Is hair color associated with eye color regardless of gender?
\[ H_{01}:\ \text{Hair color and eye color are not associated.} \] \[ H_{a1}:\ \text{Hair color and eye color are associated.} \]
Is hair color associated with gender?
\[ H_{02}:\ \text{Hair color and gender are not associated.} \] \[ H_{a2}:\ \text{Hair color and gender are associated.} \]
Is eye color associated with gender?
\[ H_{03}:\ \text{Eye color and gender are not associated.} \] \[ H_{a3}:\ \text{Eye color and gender are associated.} \]
# Test H_{01}:
HEC1 <- HairEyeColor[,,"Male"] + HairEyeColor[,,"Female"]

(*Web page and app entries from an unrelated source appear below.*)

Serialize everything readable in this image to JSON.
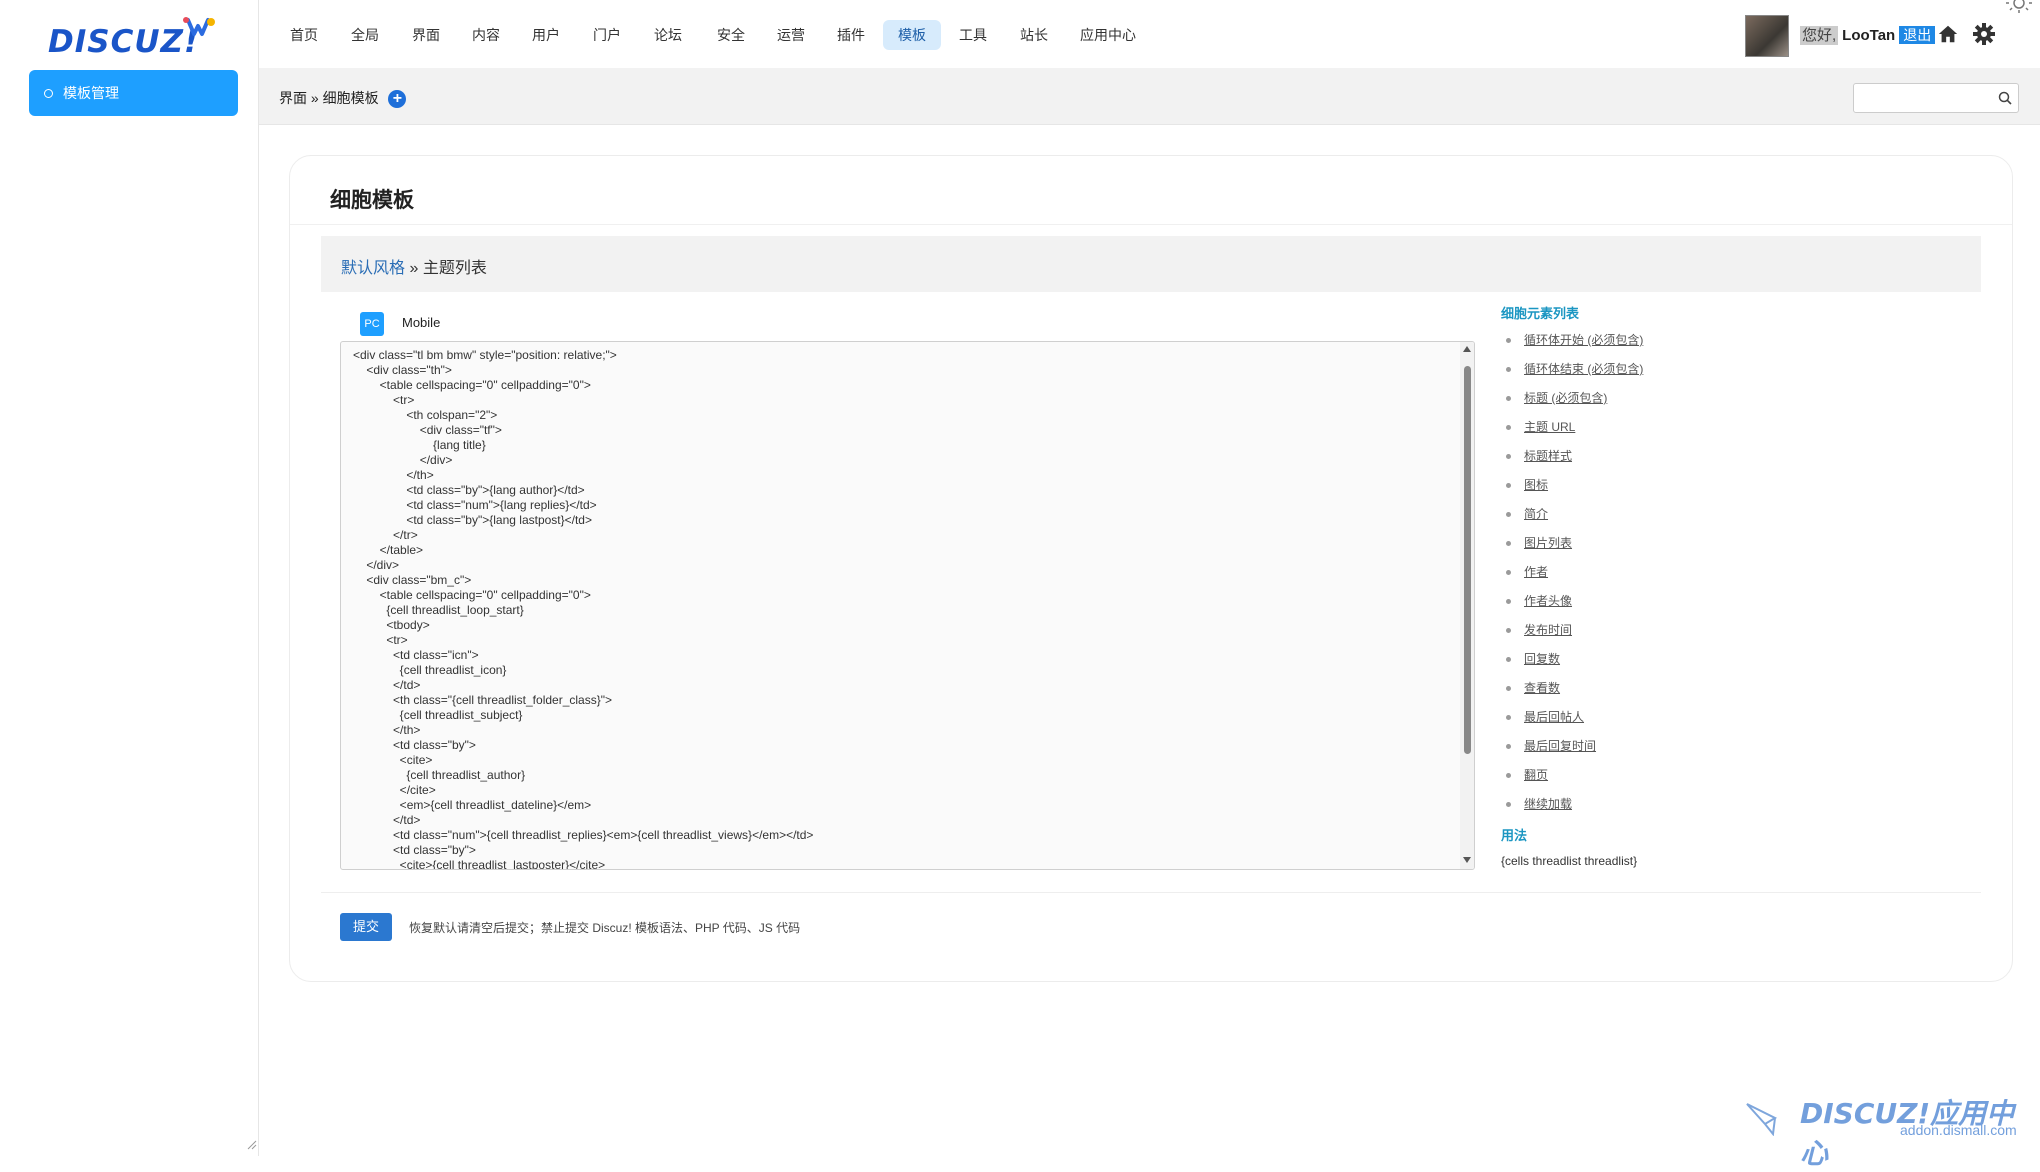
{
  "logo": {
    "text": "DISCUZ!"
  },
  "sidebar": {
    "items": [
      {
        "label": "模板管理"
      }
    ]
  },
  "nav": {
    "items": [
      "首页",
      "全局",
      "界面",
      "内容",
      "用户",
      "门户",
      "论坛",
      "安全",
      "运营",
      "插件",
      "模板",
      "工具",
      "站长",
      "应用中心"
    ],
    "active": "模板"
  },
  "user": {
    "greeting": "您好,",
    "name": "LooTan",
    "logout": "退出"
  },
  "breadcrumb": {
    "section": "界面",
    "sep": "»",
    "page": "细胞模板",
    "add": "+"
  },
  "search": {
    "placeholder": ""
  },
  "card": {
    "title": "细胞模板",
    "subhead": {
      "link": "默认风格",
      "sep": "»",
      "current": "主题列表"
    },
    "tabs": {
      "pc": "PC",
      "mobile": "Mobile"
    },
    "code": "<div class=\"tl bm bmw\" style=\"position: relative;\">\n\t<div class=\"th\">\n\t\t<table cellspacing=\"0\" cellpadding=\"0\">\n\t\t\t<tr>\n\t\t\t\t<th colspan=\"2\">\n\t\t\t\t\t<div class=\"tf\">\n\t\t\t\t\t\t{lang title}\n\t\t\t\t\t</div>\n\t\t\t\t</th>\n\t\t\t\t<td class=\"by\">{lang author}</td>\n\t\t\t\t<td class=\"num\">{lang replies}</td>\n\t\t\t\t<td class=\"by\">{lang lastpost}</td>\n\t\t\t</tr>\n\t\t</table>\n\t</div>\n\t<div class=\"bm_c\">\n\t\t<table cellspacing=\"0\" cellpadding=\"0\">\n\t\t  {cell threadlist_loop_start}\n\t\t  <tbody>\n\t\t  <tr>\n\t\t\t<td class=\"icn\">\n\t\t\t  {cell threadlist_icon}\n\t\t\t</td>\n\t\t\t<th class=\"{cell threadlist_folder_class}\">\n\t\t\t  {cell threadlist_subject}\n\t\t\t</th>\n\t\t\t<td class=\"by\">\n\t\t\t  <cite>\n\t\t\t\t{cell threadlist_author}\n\t\t\t  </cite>\n\t\t\t  <em>{cell threadlist_dateline}</em>\n\t\t\t</td>\n\t\t\t<td class=\"num\">{cell threadlist_replies}<em>{cell threadlist_views}</em></td>\n\t\t\t<td class=\"by\">\n\t\t\t  <cite>{cell threadlist_lastposter}</cite>",
    "cells_title": "细胞元素列表",
    "cells": [
      "循环体开始 (必须包含)",
      "循环体结束 (必须包含)",
      "标题 (必须包含)",
      "主题 URL",
      "标题样式",
      "图标",
      "简介",
      "图片列表",
      "作者",
      "作者头像",
      "发布时间",
      "回复数",
      "查看数",
      "最后回帖人",
      "最后回复时间",
      "翻页",
      "继续加载"
    ],
    "usage_title": "用法",
    "usage_code": "{cells threadlist threadlist}",
    "submit": "提交",
    "submit_note": "恢复默认请清空后提交；禁止提交 Discuz! 模板语法、PHP 代码、JS 代码"
  },
  "watermark": {
    "text": "DISCUZ!应用中心",
    "url": "addon.dismall.com"
  },
  "colors": {
    "accent": "#1e9fff",
    "link": "#2a6db5",
    "button": "#2b78d0",
    "cell_title": "#1b96c2"
  },
  "icons": [
    "home-icon",
    "gear-icon",
    "search-icon",
    "add-icon",
    "sun-icon"
  ]
}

chi.HEC1 <- chisq.test(HEC1)
chi.HEC1
##
## Pearson's Chi-squared test
##
## data: HEC1
## X-squared = 138.3, df = 9, p-value < 2.2e-16
chi.HEC1$expected > 5
## Eye
## Hair Brown Blue Hazel Green
## Black TRUE TRUE TRUE TRUE
## Brown TRUE TRUE TRUE TRUE
## Red TRUE TRUE TRUE TRUE
## Blond TRUE TRUE TRUE TRUE
All expected counts are greater than 5, so the requirements are met. (If this failed, it will still be appropriate as long as all expected counts are at least 1 and the average expected count is at least 5.)
# Test H_{02}:
MH <- apply(HairEyeColor[,,"Male"],1,sum)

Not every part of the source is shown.